As \(b\) ought to then be nonzero, it is convenient to ensure that \(b\) is positive by multiplying the equation by \(-1\) if necessary, so that positive \(s\) means positive \(t\text{.}\)
Another remark is that if \(a\) or \(b\) in the equation are not constants, the computations can quickly get out of hand, as the expressions for the characteristic coordinates become messy and then solving the ODE becomes even messier. In the examples above, \(b\) was always \(1\text{,}\) meaning we got \(s=t\) in the characteristic coordinates. If \(b\) is not constant, your expression for \(s\) will be more complicated.
Finding the characteristic coordinates is really a system of ODE in general if \(a\) depends on \(t\) or if \(b\) depends on \(x\text{.}\) In that case, we would need techniques of systems of ODE to solve, see Chapter 3 or Chapter 8. In general, if \(a\) and \(b\) are not linear functions or constants, finding closed form expressions for the characteristic coordinates may be impossible.

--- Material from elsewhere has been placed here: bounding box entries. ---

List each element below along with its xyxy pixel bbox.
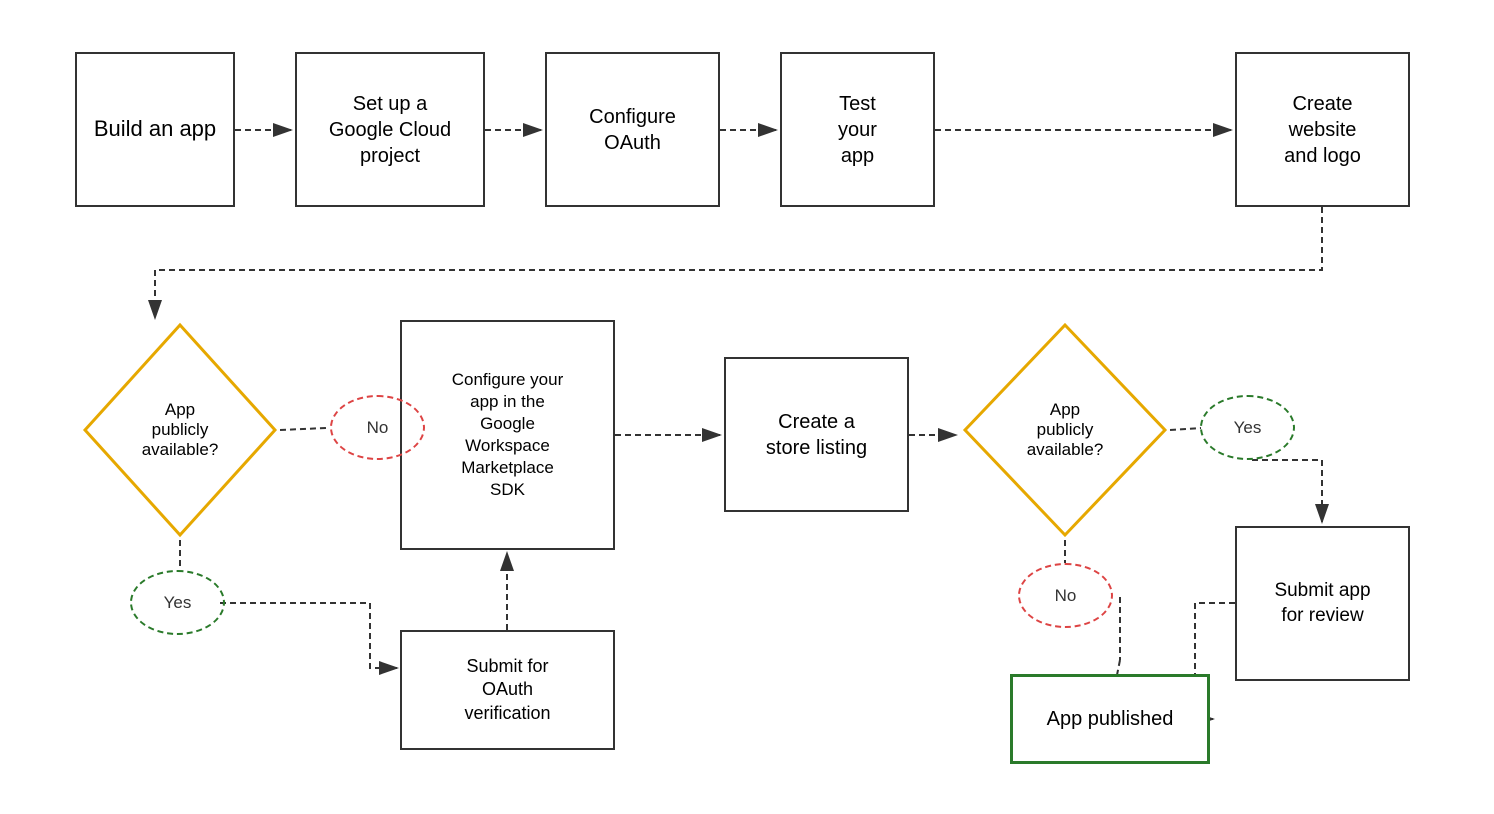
configure-workspace-box: Configure yourapp in theGoogleWorkspaceM… [400, 320, 615, 550]
submit-review-box: Submit appfor review [1235, 526, 1410, 681]
diamond2-container: Apppubliclyavailable? [960, 320, 1170, 540]
diagram: Build an app Set up aGoogle Cloudproject… [0, 0, 1494, 814]
setup-google-box: Set up aGoogle Cloudproject [295, 52, 485, 207]
no1-oval: No [330, 395, 425, 460]
yes2-oval: Yes [1200, 395, 1295, 460]
create-website-box: Createwebsiteand logo [1235, 52, 1410, 207]
test-app-box: Testyourapp [780, 52, 935, 207]
build-app-box: Build an app [75, 52, 235, 207]
diamond1-label: Apppubliclyavailable? [142, 400, 219, 460]
create-store-box: Create astore listing [724, 357, 909, 512]
app-published-box: App published [1010, 674, 1210, 764]
no2-oval: No [1018, 563, 1113, 628]
submit-oauth-box: Submit forOAuthverification [400, 630, 615, 750]
diamond2-label: Apppubliclyavailable? [1027, 400, 1104, 460]
configure-oauth-box: ConfigureOAuth [545, 52, 720, 207]
yes1-oval: Yes [130, 570, 225, 635]
diamond1-container: Apppubliclyavailable? [80, 320, 280, 540]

Finally, the method of characteristics applies to nonlinear first order PDE as well. In the nonlinear case, the characteristics depend not only on the differential equation, but also on the initial data. This leads to not only more difficult computations, but also the formation of singularities where the solution breaks down at a certain point in time. An example application where first order nonlinear PDE come up is traffic flow theory, and you have probably experienced the formation of singularities: traffic jams. But we digress.